American currently maintains a policy of “strategic ambiguity,” not telling either side what the United States would do in the event of conflict. When asked by Senator Tom Cotton whether Washington should instead adopt a policy of “strategic clarity”—telling Beijing in no uncertain terms that America would defend Taiwan against Chinese invasion—McMaster said no change in policy was necessary.

“Strategic ambiguity is adequate, especially after we’ve made public the Six Assurances to Taiwan,” McMaster stated. The Six Assurances are Reagan-era promises to, among other things, not set a date for ending arms sales to Taiwan; not pressure Taiwan into negotiating with Beijing; not change the Taiwan Relations Act, which affirms American support for the island republic, and not recognize Chinese sovereignty over Taiwan.

Strategic ambiguity kept the peace for decades, but those were more peaceful times. Now, however, China’s actions are particularly hostile, and there have been calls, even from dovish observers like Richard Haass of the Council on Foreign Relations, that Washington should move to a clearer articulation of intentions.
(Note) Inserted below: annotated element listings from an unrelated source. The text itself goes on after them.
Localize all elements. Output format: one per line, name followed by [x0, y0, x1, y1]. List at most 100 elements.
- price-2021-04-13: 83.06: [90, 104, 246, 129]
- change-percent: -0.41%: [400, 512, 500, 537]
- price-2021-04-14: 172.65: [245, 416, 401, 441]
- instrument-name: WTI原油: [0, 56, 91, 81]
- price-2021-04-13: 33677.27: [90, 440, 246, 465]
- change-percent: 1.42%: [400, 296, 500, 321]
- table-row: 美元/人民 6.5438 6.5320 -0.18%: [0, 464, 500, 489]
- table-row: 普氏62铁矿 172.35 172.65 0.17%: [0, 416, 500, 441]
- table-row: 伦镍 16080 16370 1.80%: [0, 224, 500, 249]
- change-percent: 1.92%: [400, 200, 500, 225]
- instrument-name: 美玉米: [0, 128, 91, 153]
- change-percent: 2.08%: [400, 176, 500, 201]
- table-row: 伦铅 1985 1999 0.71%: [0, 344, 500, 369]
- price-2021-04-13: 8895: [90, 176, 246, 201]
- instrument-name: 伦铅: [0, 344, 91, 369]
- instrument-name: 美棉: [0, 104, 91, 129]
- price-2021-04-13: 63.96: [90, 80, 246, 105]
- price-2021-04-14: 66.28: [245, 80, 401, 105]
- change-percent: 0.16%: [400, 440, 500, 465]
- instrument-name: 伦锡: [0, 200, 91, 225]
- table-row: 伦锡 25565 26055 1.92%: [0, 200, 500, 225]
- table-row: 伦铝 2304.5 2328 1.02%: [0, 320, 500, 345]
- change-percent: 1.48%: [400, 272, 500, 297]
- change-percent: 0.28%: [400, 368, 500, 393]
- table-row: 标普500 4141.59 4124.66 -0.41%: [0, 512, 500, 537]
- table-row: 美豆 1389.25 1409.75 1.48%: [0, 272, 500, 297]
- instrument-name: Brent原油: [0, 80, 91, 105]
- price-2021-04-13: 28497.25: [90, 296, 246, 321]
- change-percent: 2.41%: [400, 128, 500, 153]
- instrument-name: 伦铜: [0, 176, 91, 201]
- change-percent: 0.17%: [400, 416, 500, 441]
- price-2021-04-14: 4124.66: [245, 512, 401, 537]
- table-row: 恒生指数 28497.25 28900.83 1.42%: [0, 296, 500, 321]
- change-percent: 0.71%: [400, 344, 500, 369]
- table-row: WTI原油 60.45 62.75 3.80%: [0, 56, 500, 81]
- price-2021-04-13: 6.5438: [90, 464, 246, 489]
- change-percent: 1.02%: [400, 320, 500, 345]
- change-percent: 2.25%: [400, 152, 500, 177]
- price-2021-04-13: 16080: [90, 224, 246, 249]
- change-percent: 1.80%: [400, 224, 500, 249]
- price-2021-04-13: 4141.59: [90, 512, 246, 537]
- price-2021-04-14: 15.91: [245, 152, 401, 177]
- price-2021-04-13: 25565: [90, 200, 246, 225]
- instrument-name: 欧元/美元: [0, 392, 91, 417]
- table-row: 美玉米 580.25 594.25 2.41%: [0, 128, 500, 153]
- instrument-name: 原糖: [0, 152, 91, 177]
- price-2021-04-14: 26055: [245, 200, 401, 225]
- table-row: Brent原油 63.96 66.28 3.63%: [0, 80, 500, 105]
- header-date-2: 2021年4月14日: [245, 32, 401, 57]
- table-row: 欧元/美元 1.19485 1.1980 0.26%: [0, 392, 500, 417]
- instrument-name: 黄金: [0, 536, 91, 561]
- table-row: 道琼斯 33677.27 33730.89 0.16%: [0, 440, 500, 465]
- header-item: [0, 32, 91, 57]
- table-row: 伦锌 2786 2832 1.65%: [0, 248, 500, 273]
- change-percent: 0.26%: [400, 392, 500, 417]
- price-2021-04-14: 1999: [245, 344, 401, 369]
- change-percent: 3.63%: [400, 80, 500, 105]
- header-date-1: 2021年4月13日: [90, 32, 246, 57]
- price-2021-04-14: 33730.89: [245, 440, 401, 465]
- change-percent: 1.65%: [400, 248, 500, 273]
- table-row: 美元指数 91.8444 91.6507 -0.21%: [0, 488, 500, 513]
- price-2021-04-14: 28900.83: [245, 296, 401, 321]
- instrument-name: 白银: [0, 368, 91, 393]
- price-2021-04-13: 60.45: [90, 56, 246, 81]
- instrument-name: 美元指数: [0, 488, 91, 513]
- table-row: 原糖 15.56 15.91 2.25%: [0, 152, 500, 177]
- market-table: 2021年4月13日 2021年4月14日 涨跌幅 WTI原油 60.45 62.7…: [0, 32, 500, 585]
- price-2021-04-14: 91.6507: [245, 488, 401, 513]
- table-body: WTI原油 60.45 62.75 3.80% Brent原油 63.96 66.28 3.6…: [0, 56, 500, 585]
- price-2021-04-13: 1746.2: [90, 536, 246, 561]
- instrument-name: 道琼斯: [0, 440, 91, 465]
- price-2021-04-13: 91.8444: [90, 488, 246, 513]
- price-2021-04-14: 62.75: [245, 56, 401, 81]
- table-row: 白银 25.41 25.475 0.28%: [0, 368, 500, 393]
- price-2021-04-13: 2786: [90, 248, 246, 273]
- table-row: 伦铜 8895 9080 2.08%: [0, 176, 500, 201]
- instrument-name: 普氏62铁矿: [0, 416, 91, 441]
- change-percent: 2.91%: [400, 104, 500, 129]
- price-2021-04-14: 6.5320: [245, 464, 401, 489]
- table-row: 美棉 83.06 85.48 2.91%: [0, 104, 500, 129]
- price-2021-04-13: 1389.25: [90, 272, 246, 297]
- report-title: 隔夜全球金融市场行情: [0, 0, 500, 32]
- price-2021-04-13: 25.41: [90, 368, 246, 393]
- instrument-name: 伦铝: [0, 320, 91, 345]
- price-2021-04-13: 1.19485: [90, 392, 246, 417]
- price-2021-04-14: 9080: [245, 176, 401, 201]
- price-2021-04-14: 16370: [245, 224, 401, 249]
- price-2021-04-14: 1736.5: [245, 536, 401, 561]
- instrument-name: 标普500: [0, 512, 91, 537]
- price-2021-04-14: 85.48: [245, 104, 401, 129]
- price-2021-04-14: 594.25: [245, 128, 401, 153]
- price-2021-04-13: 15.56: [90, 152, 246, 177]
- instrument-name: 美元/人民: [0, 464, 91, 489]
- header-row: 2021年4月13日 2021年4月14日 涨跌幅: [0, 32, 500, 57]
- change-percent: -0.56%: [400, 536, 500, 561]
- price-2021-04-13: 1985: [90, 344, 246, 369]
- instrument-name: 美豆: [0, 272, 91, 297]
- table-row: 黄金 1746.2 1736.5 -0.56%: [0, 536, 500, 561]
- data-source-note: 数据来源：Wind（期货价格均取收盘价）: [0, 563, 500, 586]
“Strategic ambiguity has outlived its usefulness as it provides insufficient push-back against China’s aggressiveness,” Gerrit van der Wees, a former Dutch diplomat teaching Taiwan history at George Mason University, told The National Interest. “Beijing has ratcheted up pressure with military exercises, incursions, and circumnavigation flights, threatening peace and stability in the region. It is time to counter such provocative action by China with ‘strategic clarity.’ ”

“We need,” van der Wees argues, “to move away from the convoluted constructs of the past and move toward clear policies that have their basis in the principles of freedom, democracy, and self-determination.”

Clarity brings deterrence, something McMaster unintentionally highlighted. “The message to China ought to be, ‘Hey, you can assume that the United States won’t respond—but that was the assumption made in June of 1950, as well, when North Korea invaded South Korea,’ ” he told the Armed Services Committee.

Secretary of State Dean Acheson in January 1950 publicly drew a line of defense that did not include South Korea. The omission resulted in Mao Zedong and Josef Stalin giving approval to Kim Il Sung to invade the South. The American policy establishment, which had been previously unconcerned about the loss of the South, rushed to Seoul’s defense when Kim invaded in June 1950.

So the Korean War was avoidable. Kim was unlikely to have ever obtained the approvals of Moscow and Beijing if Acheson had declared Korea to be within the American defense perimeter. More than 36,000 Americans died for one of the worst mistakes in American history.

Today, the stakes are far higher than they were in 1950. For one thing, China is armed with nuclear weapons, and, thanks to Beijing, so is North Korea’s Kim Jong Un.

A conflict in the Taiwan Strait could soon involve the Korean peninsula, Richard Fisher of the International Assessment and Strategy Center tells The National Interest.

How? Xi Jinping could try to draw American forces away from a defense of Taiwan by having Kim threaten South Korea and even the American homeland.

So now, more than ever, the United States needs to be clear to deter China and its proxies. “Could China summon the ruthlessness to murder the democracy in Taiwan in 2022?” Fisher asks. “You bet.”